A uvarpro fit records how strongly each variable depends on the
others. This function pulls those cross-variable dependency scores from
the fit with get.beta.entropy and
sdependent, and returns them as a tidy list that
plot.gg_udependent can draw as a network.
Usage
gg_udependent(
object,
threshold = 0.25,
q.signal = 0.75,
directed = TRUE,
min.degree = NULL,
...
)Arguments
- object
A fitted
uvarproobject (required).- threshold
Numeric; the positive dependency threshold passed on to
sdependent(). An edge \(i \to j\) is drawn whenI[i, j] >= threshold. Default0.25.- q.signal
Quantile threshold (0–1) for picking out the signal variables; passed on to
sdependent(). Default0.75.- directed
Logical;
TRUE(default) builds a directed igraph.- min.degree
Integer or
NULL. When set, only nodes with degree \(\ge\)min.degreeare kept in$nodes,$edges, and$graph.- ...

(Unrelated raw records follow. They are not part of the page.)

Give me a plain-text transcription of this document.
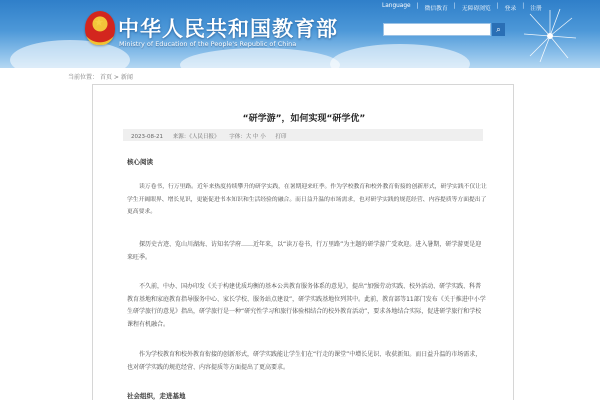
★ 中华人民共和国教育部
Ministry of Education of the People's Republic of China
Language | 微信教育 | 无障碍浏览 | 登录 | 注册
⌕
当前位置： 首页 > 新闻
“研学游”，如何实现“研学优”
2023-08-21 来源：《人民日报》 字体：大 中 小 打印
核心阅读
读万卷书，行万里路。近年来热度持续攀升的研学实践，在暑期迎来旺季。作为学校教育和校外教育衔接的创新形式，研学实践不仅让让学生开阔眼界、增长见识，更能促进书本知识和生活经验的融合。而日益升温的市场需求，也对研学实践的规范经营、内容提质等方面提出了更高要求。
探历史古迹、览山川湖海、访知名学府……近年来，以“读万卷书，行万里路”为主题的研学游广受欢迎。进入暑期，研学游更是迎来旺季。
不久前，中办、国办印发《关于构建优质均衡的基本公共教育服务体系的意见》，提出“加强劳动实践、校外活动、研学实践、科普教育基地和家庭教育指导服务中心、家长学校、服务站点建设”，研学实践基地位列其中。此前，教育部等11部门发布《关于推进中小学生研学旅行的意见》指出，研学旅行是一种“研究性学习和旅行体验相结合的校外教育活动”，要求各地结合实际，促进研学旅行和学校课程有机融合。
作为学校教育和校外教育衔接的创新形式，研学实践能让学生们在“行走的课堂”中增长见识、收获新知。而日益升温的市场需求，也对研学实践的规范经营、内容提质等方面提出了更高要求。
社会组织，走进基地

Additional arguments forwarded to
varPro::sdependent().
Value
A named list of class "gg_udependent" with elements:
$edgesData frame:
variable_from,variable_to,weight(raw cross-importance value).$nodesData frame:
variable(factor, levels by descending degree),degree(integer; out-degree whendirected = TRUE, total degree whendirected = FALSE),selected(logical,TRUEif insdependent's signal set).$graphigraph object.
NULLif no dependencies detected.
A "provenance" attribute carries threshold, q.signal,
directed, min.degree, xvar.names, and n.
What cross-variable dependency is doing
UVarPro (Zhou, Lu and Ishwaran, 2026) extends the varpro framework to
the unsupervised setting: grow a forest without a response, then use
the same region-release contrasts varpro uses for supervised
importance to ask, "which variables explain the structure in the
data?" The lasso-driven variant frames each region-release contrast
as a classification task (does an observation belong to the region
or to its release?) and fits a lasso logistic regression with the
other variables as predictors. The coefficient on variable \(j\)
in the model for variable \(i\)'s region-release contrast is the
entry \(I[i, j]\) of the matrix varPro::get.beta.entropy()
returns.
Read that entry as "how much does knowing \(j\) help separate
\(i\)'s region from its release". A large \(I[i, j]\) says
\(j\) carries information about the structure varpro picked up in
\(i\). varPro::sdependent thresholds that matrix at a
user-chosen cut and returns the set of "signal" variables: the
nodes with high enough out-degree to be worth keeping. We pass the
threshold through to sdependent and use the same matrix to
weight the edges of the resulting graph.
The graph is directed by default because \(I[i, j]\) and
\(I[j, i]\) are separate lasso coefficients and need not agree;
setting directed = FALSE collapses each pair by taking the
larger of the two, which is appropriate when you only want to see
that two variables are dependent, not which way the dependency
reads.
What's in the output
$edges has one row per surviving edge with the raw weight
I[i, j] (or, for undirected graphs, the max of the two
directions). $nodes has one row per surviving variable with
its degree (out-degree for directed, total degree for undirected)
and a selected flag for membership in the sdependent
signal set. $graph is the same information packaged as an
igraph object, with weight, degree, and
selected attached so plot.gg_udependent can render it
without recomputing anything.
What you use this for
screen a wide unsupervised dataset for the small set of variables UVarPro thinks are carrying the signal: the nodes with high degree, or those flagged
selected = TRUE;spot clusters of mutually dependent variables (hubs and the spokes around them) that may be measuring the same underlying construct;
compare two datasets, or two preprocessing pipelines, by looking at how their dependency graphs change.
An edge in this graph is a statistical dependency in the unsupervised decomposition of the data. It is not a causal arrow. A high \(I[i, j]\) says \(j\) predicts \(i\)'s region membership, not that \(j\) causes \(i\).
References
Zhou, L., Lu, M. and Ishwaran, H. (2026). Variable priority for unsupervised variable selection. Pattern Recognition, 172:112727.